US Consumers Warned Against Toxic Chinese Fish

by Gopalan on  May 26, 2007 at 12:03 PM Diet & Nutrition News   - G J E 4
US Consumers Warned Against Toxic Chinese Fish
First pet food, then tooth paste and now fish. There just seems to be no end to the troubles for Chinese exporters.

Only two days ago the US put on hold all imports of Chinese toothpaste till the FDA comes out with its finding on whether it contains diethylene glycol, a chemical commonly used in antifreeze and brake fluid.

Now the agency is warning that packages of fish imported from China into the United States and labelled as monkfish intended for consumers to eat, could actually be puffer fish containing the deadly toxin tetrodotoxin.
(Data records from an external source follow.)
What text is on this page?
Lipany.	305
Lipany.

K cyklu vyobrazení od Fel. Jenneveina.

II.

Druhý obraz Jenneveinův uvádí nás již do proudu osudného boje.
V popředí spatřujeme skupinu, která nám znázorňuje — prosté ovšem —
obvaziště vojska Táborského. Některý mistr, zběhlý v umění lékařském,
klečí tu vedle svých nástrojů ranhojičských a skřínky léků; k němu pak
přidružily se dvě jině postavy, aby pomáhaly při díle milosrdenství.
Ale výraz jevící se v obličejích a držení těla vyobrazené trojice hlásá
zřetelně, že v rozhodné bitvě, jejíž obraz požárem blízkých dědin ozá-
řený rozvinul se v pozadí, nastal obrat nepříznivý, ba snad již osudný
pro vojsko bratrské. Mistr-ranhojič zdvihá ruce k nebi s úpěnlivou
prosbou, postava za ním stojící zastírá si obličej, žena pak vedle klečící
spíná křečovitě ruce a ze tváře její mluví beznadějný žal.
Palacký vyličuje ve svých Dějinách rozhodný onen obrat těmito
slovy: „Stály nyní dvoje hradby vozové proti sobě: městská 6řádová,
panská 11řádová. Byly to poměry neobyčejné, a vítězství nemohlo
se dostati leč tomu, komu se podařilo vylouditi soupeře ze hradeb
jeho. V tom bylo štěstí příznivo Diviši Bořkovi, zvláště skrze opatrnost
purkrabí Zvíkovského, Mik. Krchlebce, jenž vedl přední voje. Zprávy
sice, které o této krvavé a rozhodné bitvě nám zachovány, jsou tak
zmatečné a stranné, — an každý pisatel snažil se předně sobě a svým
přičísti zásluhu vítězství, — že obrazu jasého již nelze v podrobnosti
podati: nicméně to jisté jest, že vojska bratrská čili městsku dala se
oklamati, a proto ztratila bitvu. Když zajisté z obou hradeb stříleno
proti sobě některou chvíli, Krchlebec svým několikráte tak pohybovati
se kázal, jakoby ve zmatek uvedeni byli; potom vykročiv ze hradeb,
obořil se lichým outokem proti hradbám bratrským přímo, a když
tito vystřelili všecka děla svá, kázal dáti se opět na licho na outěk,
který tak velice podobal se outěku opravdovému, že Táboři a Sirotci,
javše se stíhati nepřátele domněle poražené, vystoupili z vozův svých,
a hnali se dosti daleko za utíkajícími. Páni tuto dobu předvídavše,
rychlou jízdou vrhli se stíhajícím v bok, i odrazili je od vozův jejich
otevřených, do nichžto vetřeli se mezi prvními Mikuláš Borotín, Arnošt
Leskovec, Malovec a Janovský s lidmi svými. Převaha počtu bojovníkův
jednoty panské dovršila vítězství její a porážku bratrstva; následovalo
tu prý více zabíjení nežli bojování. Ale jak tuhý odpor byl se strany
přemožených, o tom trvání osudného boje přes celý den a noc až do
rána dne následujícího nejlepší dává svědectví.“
The warning comes in the backdrop of reports that two people in Chicago became ill after eating soup made with the fish. One was taken to hospital.

While the FDA allows puffer fish to be imported into the US, it is only under strict terms to minimize the risk of the fish being toxic. These mislabelled puffer fish were not imported under these terms and the FDA is currently chasing all imports from the Chinese supplier.

The agency advised consumers not to buy or eat the mislabelled fish. Eating the puffer fish could cause serious illness and even death, it said.

Consumers should neither eat nor handle the fish but throw it away. The tetrodotoxin could be either on the fish skin or in the flesh. They should wash their hands thoroughly if they handle the fish.

The FDA says it has analysed samples of the puffer fish and confirm that it does contain potentially life-threatening levels of tetrodotoxin.

The product was imported into the US by the California-based Hong Chang Corp, of Santa Fe Springs.

Tetrodotoxin is not destroyed by cooking or freezing, people are told, if you are worried that you have bought this fish, go back and ask the retailer if the product came from Hong Chang Corp or check with the corporation itself directly.

People who eat food containing tetrodotoxin start to get symptoms between 30 minutes and several hours later. At first they get tingling sensations in the lips and tongue, then tingling in the whole face and the extremities, followed by numbness.

Further symptoms include: headache, problems with balance, too much saliva, feeling nauseous, vomiting, diarrhea and abdominal pain.

If you get these symptoms you should see a doctor immediately and also report your illness to the local health authorities, advises FDA.

In very severe cases muscles become paralyzed, including the respiratory muscles, which can lead to death.

Nearly 300 boxes of 22 pounds of the mislabelled fish were distributed from September onwards to wholesalers in Illinois, California and Hawaii from which they were sold on to restaurants and retailers.

One retailer has labelled the fish as "bok", the Korean name for puffer fish.

Meanwhile this week in the UK, it has been reported that supermarket giant ASDA has stopped selling monkfish because of the threat to stocks and the unsustainable way it is being caught.

They have asked celebrity chefs to stop promoting the deep-sea fish as the method most used to harvest it (beam trawling) is damaging underwater habitats.

Puffer fish is becoming an increasingly popular delicacy in the US. But the country most people associate with the puffer fish, also known as blowfish, is Japan where it is called "fugu". In Japan about 100 to 200 people get poisoned by eating puffer fish every year, and about half of them die.

A restaurant meal of fugu in Japan is expensive, and not only because of the fish, but because chefs have to have a special licence to prepare the dish.